Быв заключенным в Свеаборгской крепости, Кюхельбекер вспомнил своих друзей по духу и несчастью накануне дня их ангела и записал в «Дневник узника»:

«Что делают мои именинники: Александр Ив. О(доевский), Александр Александр. Бестужев…. и Пушкин? — Дай боже им, — если не счастья (оно на земле не бывает), по крайней, мере — спокойствия сердечного, которое лучше во сто крат того, что в свете подчас выдают нам за счастье!..»

13

Елань заметало снегом…

Свеча в комнате не погасала. Одоевский писал письмо, лежа на постели…

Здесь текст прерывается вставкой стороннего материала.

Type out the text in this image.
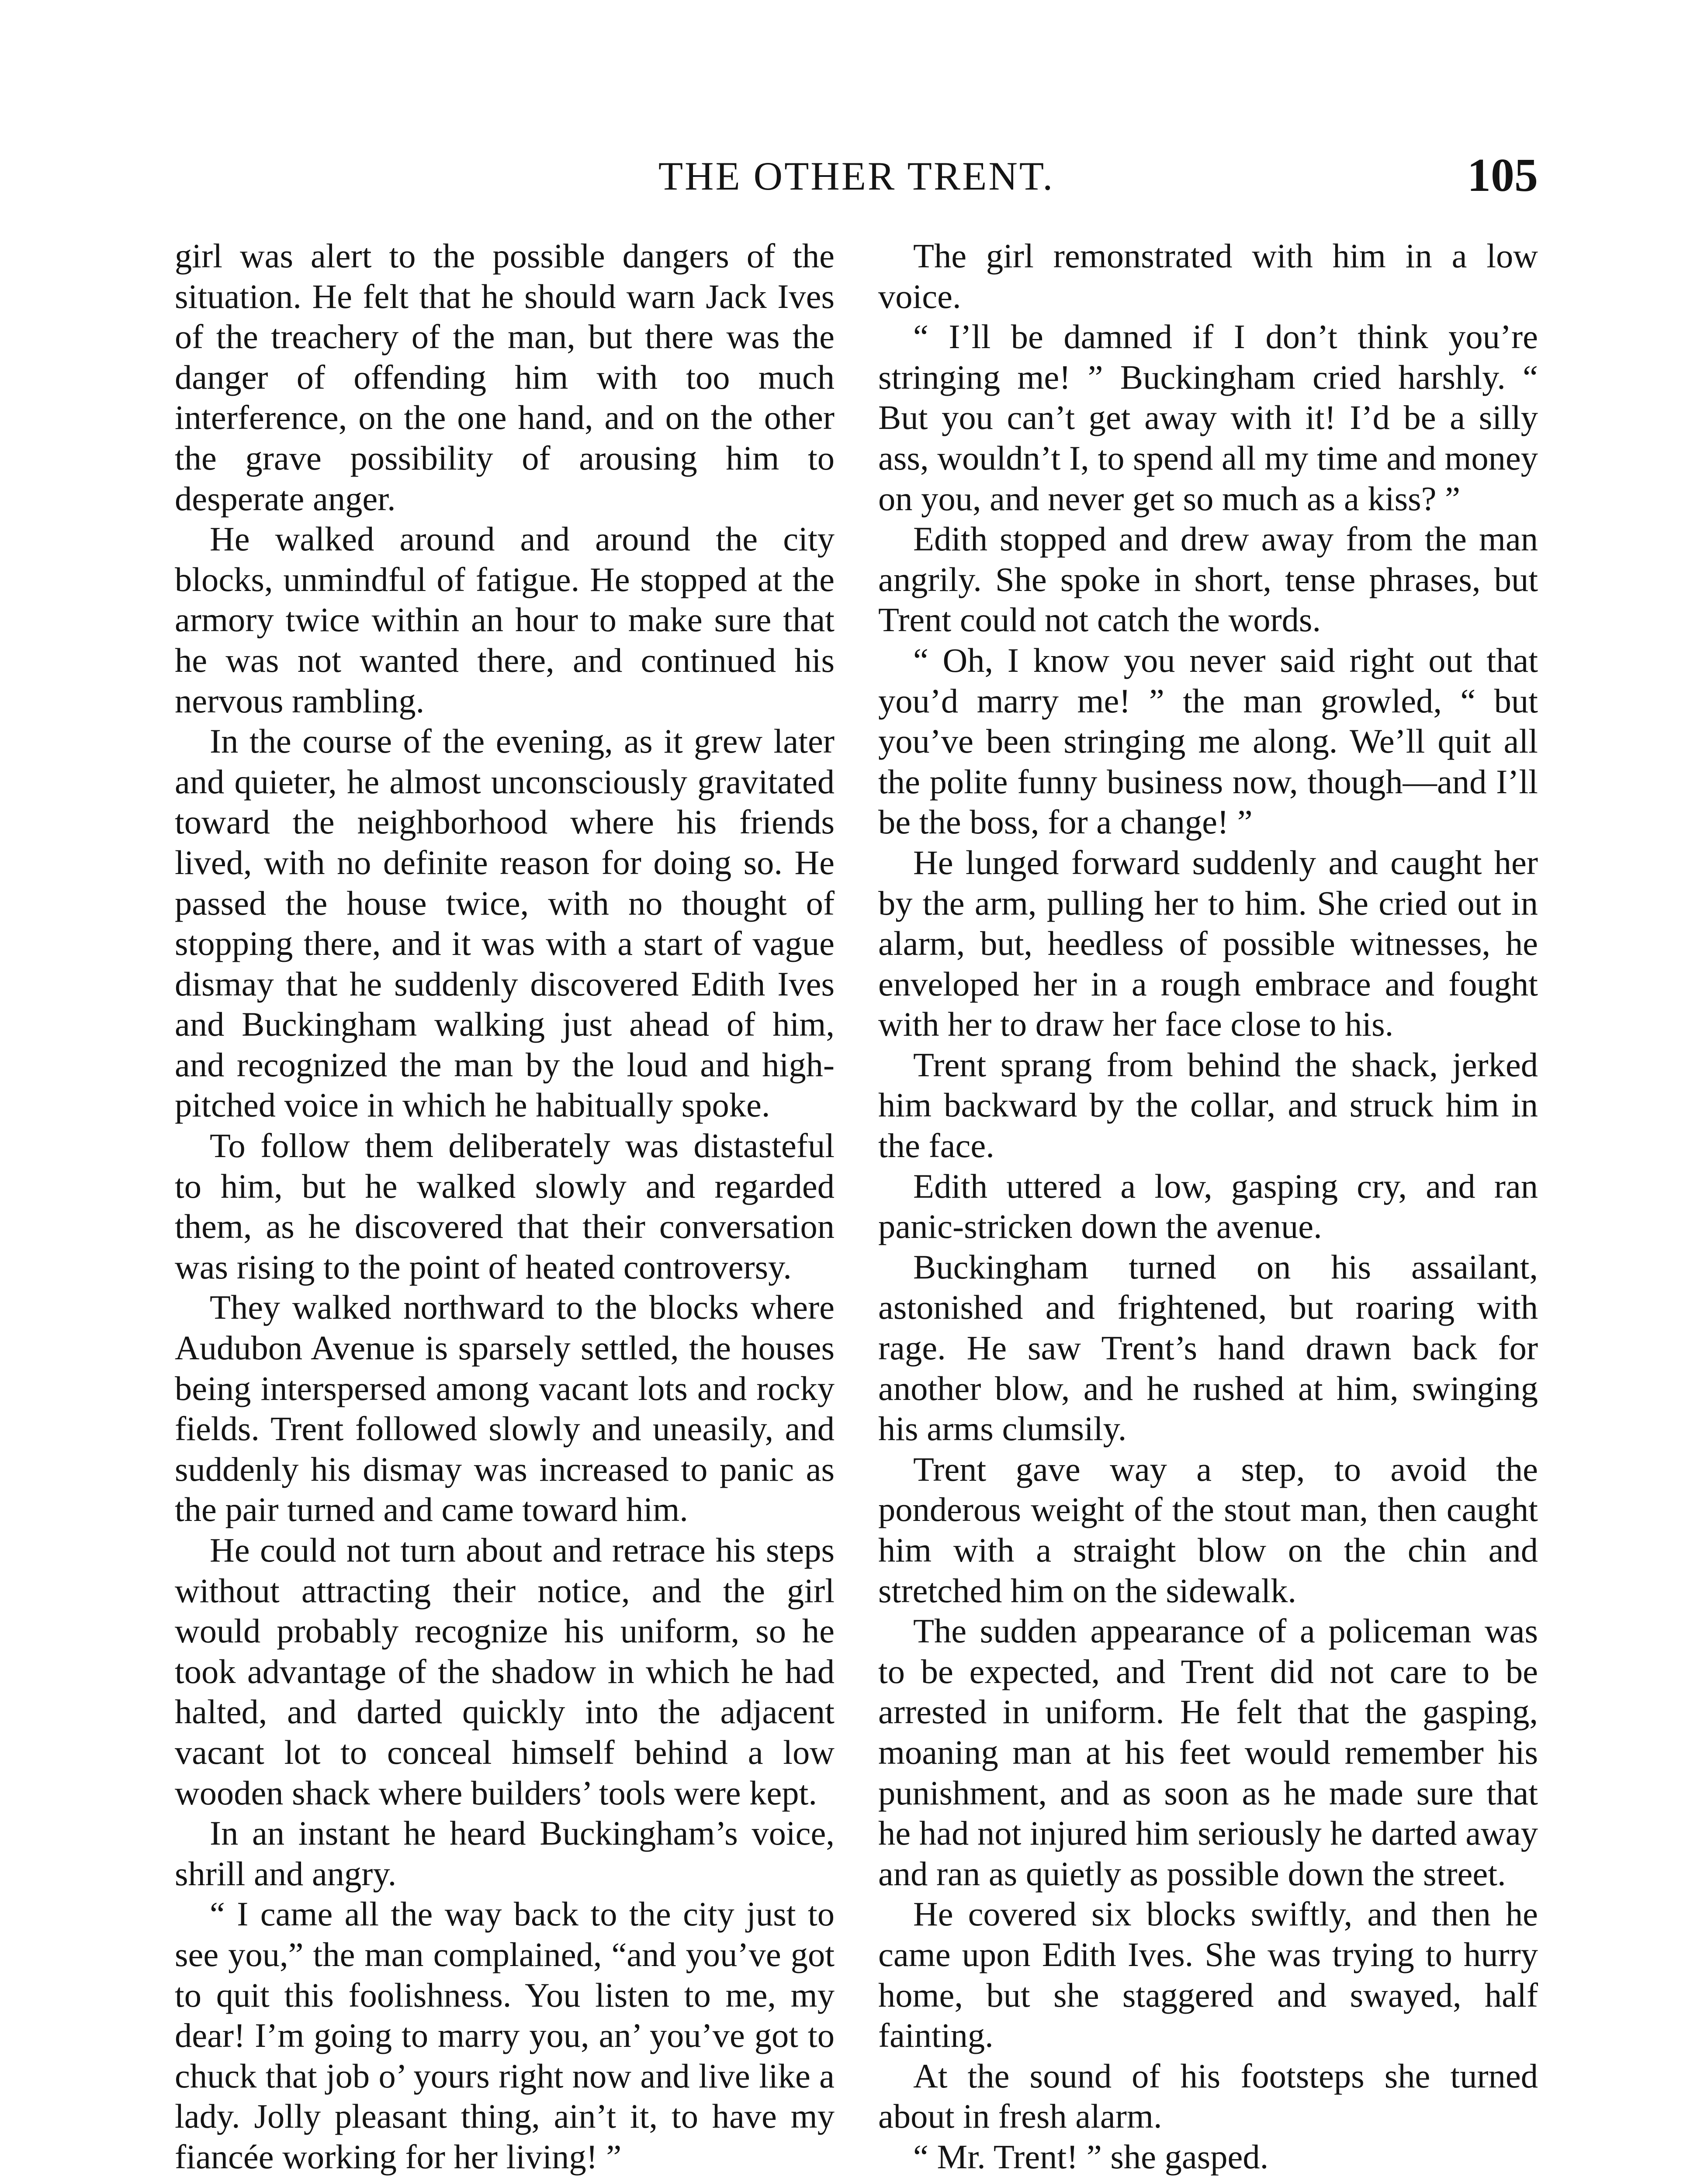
THE OTHER TRENT.	105

girl was alert to the possible dangers of the situation. He felt that he should warn Jack Ives of the treachery of the man, but there was the danger of offending him with too much interference, on the one hand, and on the other the grave possibility of arousing him to desperate anger.

He walked around and around the city blocks, unmindful of fatigue. He stopped at the armory twice within an hour to make sure that he was not wanted there, and continued his nervous rambling.

In the course of the evening, as it grew later and quieter, he almost unconsciously gravitated toward the neighborhood where his friends lived, with no definite reason for doing so. He passed the house twice, with no thought of stopping there, and it was with a start of vague dismay that he suddenly discovered Edith Ives and Buckingham walking just ahead of him, and recognized the man by the loud and high-pitched voice in which he habitually spoke.

To follow them deliberately was distasteful to him, but he walked slowly and regarded them, as he discovered that their conversation was rising to the point of heated controversy.

They walked northward to the blocks where Audubon Avenue is sparsely settled, the houses being interspersed among vacant lots and rocky fields. Trent followed slowly and uneasily, and suddenly his dismay was increased to panic as the pair turned and came toward him.

He could not turn about and retrace his steps without attracting their notice, and the girl would probably recognize his uniform, so he took advantage of the shadow in which he had halted, and darted quickly into the adjacent vacant lot to conceal himself behind a low wooden shack where builders’ tools were kept.

In an instant he heard Buckingham’s voice, shrill and angry.

“ I came all the way back to the city just to see you,” the man complained, “and you’ve got to quit this foolishness. You listen to me, my dear! I’m going to marry you, an’ you’ve got to chuck that job o’ yours right now and live like a lady. Jolly pleasant thing, ain’t it, to have my fiancée working for her living! ”

The girl remonstrated with him in a low voice.

“ I’ll be damned if I don’t think you’re stringing me! ” Buckingham cried harshly. “ But you can’t get away with it! I’d be a silly ass, wouldn’t I, to spend all my time and money on you, and never get so much as a kiss? ”

Edith stopped and drew away from the man angrily. She spoke in short, tense phrases, but Trent could not catch the words.

“ Oh, I know you never said right out that you’d marry me! ” the man growled, “ but you’ve been stringing me along. We’ll quit all the polite funny business now, though—and I’ll be the boss, for a change! ”

He lunged forward suddenly and caught her by the arm, pulling her to him. She cried out in alarm, but, heedless of possible witnesses, he enveloped her in a rough embrace and fought with her to draw her face close to his.

Trent sprang from behind the shack, jerked him backward by the collar, and struck him in the face.

Edith uttered a low, gasping cry, and ran panic-stricken down the avenue.

Buckingham turned on his assailant, astonished and frightened, but roaring with rage. He saw Trent’s hand drawn back for another blow, and he rushed at him, swinging his arms clumsily.

Trent gave way a step, to avoid the ponderous weight of the stout man, then caught him with a straight blow on the chin and stretched him on the sidewalk.

The sudden appearance of a policeman was to be expected, and Trent did not care to be arrested in uniform. He felt that the gasping, moaning man at his feet would remember his punishment, and as soon as he made sure that he had not injured him seriously he darted away and ran as quietly as possible down the street.

He covered six blocks swiftly, and then he came upon Edith Ives. She was trying to hurry home, but she staggered and swayed, half fainting.

At the sound of his footsteps she turned about in fresh alarm.

“ Mr. Trent! ” she gasped.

«…мое существование здесь довольно однообразно. Занимаю я одну комнату, которую отделал сам, как я уже сообщал вам; род маленького фонаря: ибо на квадрате в две с половиной сажени — четыре окна, довольно больших. Это — мой эрмитаж. Я почти не выхожу из него; потому что вы, может быть, помните, что я всегда был врагом пешего передвижения. Иногда я совершаю маленькую прогулку на санях по улицам, или, вернее, по переулкам деревни. Через четверть часа я возвращаюсь, чтобы усесться на постели и читать какое-нибудь произведение, которое мне полюбилось, напр., летописцев моей родины, или принимаюсь размышлять о плане какой-нибудь поэмы или трагедии, которую, может быть, начну, но которую никогда не кончу, по милости разборчивой совести: еще никогда она не была довольна ни одним моим эпическим или трагическим планом и почти ни одной моей пиесой. А если я теперь когда-нибудь сочиняю их, стараюсь забыть: это для меня тем легче, что я почти никогда не кладу своих стихов на бумагу, как вы давным-давно знаете это. С очень давних пор история России служит источником моих обычных вдохновений — древняя история, столь простая и иногда столь прекрасная в устах наших монахов-летописцев.